Uma breve pesquisa na Internet permite mostrar vários exemplos de festejos e celebrações da Iniciativa Liberal quanto ao 25 de Novembro, como por exemplo, a chamada organização da “Festa da Liberdade”. João Cotrim de Figueiredo, aquando do evento disse: "O 25 de Abril derrubou uma ditadura, o 25 de Novembro impediu que fosse imposta sobre os portugueses outra ditadura. São duas datas que todos devemos celebrar.”. Sobre o 11 de Março nem uma palavra. Podemos ver notícias mais antigas, como a que refere que a 25 de Novembro nos livramos de uma ditadura de esquerda. Sejam novas ou velhas, as notícias são claras: não existe uma única referência a outras datas simbólicas do PREC, seja o 11 de Março ou qualquer outra, como o 28 de Setembro.

Também por isso, mas não só, não faz sentido absolutamente nenhum a proposta de se sentarem entre o PS e o PSD, afirmando que são de centro e que os restantes liberais europeus se sentam no centro do hemiciclo. A IL afirma ser contra ambos os extremos mas ignora o facto do seu programa económico ser, sem sombra para dúvidas, o mais à direita de todo o parlamento. Grande parte do seu combate político prende-se com a luta contra a “socialização” do país ou contra as amarras ideológicas do Estado. Se assim o é, porquê esta obsessão em tentarem-se pintar de algo que não são?

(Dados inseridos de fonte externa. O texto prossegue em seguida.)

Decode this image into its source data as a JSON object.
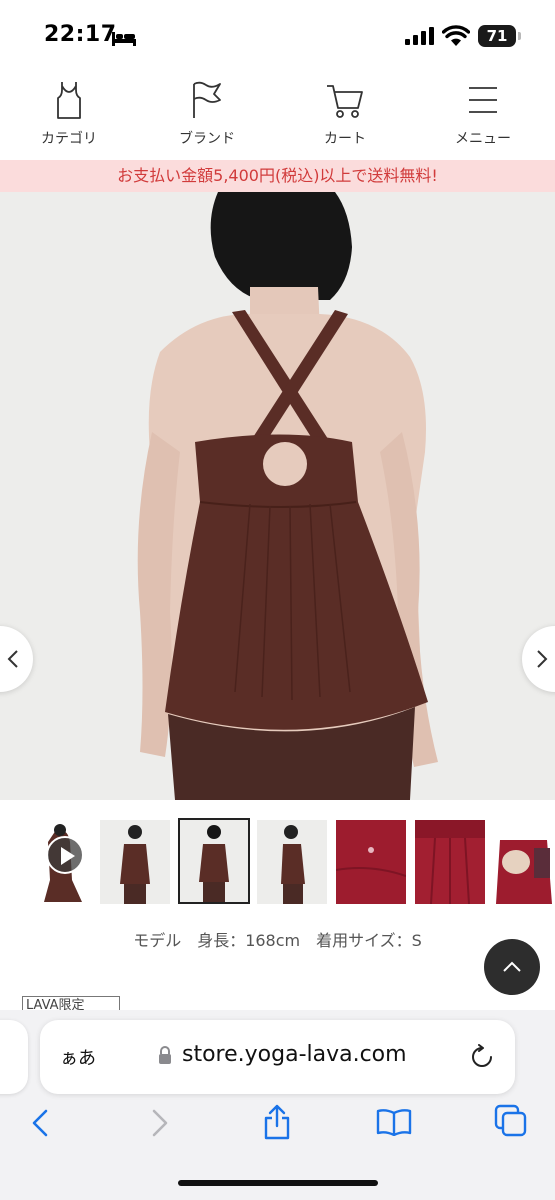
{
  "status_bar": {
    "time": "22:17",
    "battery": "71",
    "icons": [
      "sleep-bed-icon",
      "signal-icon",
      "wifi-icon",
      "battery-icon"
    ]
  },
  "header": {
    "nav": [
      {
        "label": "カテゴリ",
        "icon": "tank-top-icon"
      },
      {
        "label": "ブランド",
        "icon": "flag-icon"
      },
      {
        "label": "カート",
        "icon": "cart-icon"
      },
      {
        "label": "メニュー",
        "icon": "hamburger-menu-icon"
      }
    ]
  },
  "promo": {
    "text": "お支払い金額5,400円(税込)以上で送料無料!",
    "color": "#d13b3b",
    "background": "#fbdcdc"
  },
  "gallery": {
    "thumbnail_count": 7,
    "selected_index": 2,
    "first_is_video": true
  },
  "model_info": "モデル　身長：168cm　着用サイズ：S",
  "badge": "LAVA限定",
  "browser": {
    "aa_label": "ぁあ",
    "url": "store.yoga-lava.com",
    "toolbar_icons": [
      "back-icon",
      "forward-icon",
      "share-icon",
      "bookmarks-icon",
      "tabs-icon"
    ],
    "accent": "#1a73e8"
  },
  "colors": {
    "garment": "#5a2d26",
    "alt_garment": "#9d1c2e"
  }
}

A IL mostra, mais uma vez, a sua verdadeira natureza. Com uma dualidade de critérios tão óbvia, é preciso todo um espectáculo de contorcionismo para alegadamente defender a liberdade e não rejeitar golpes extremistas de direita. O pior cego é o que não quer ver. Neste momento, já só apoia a IL quem está completamente cego.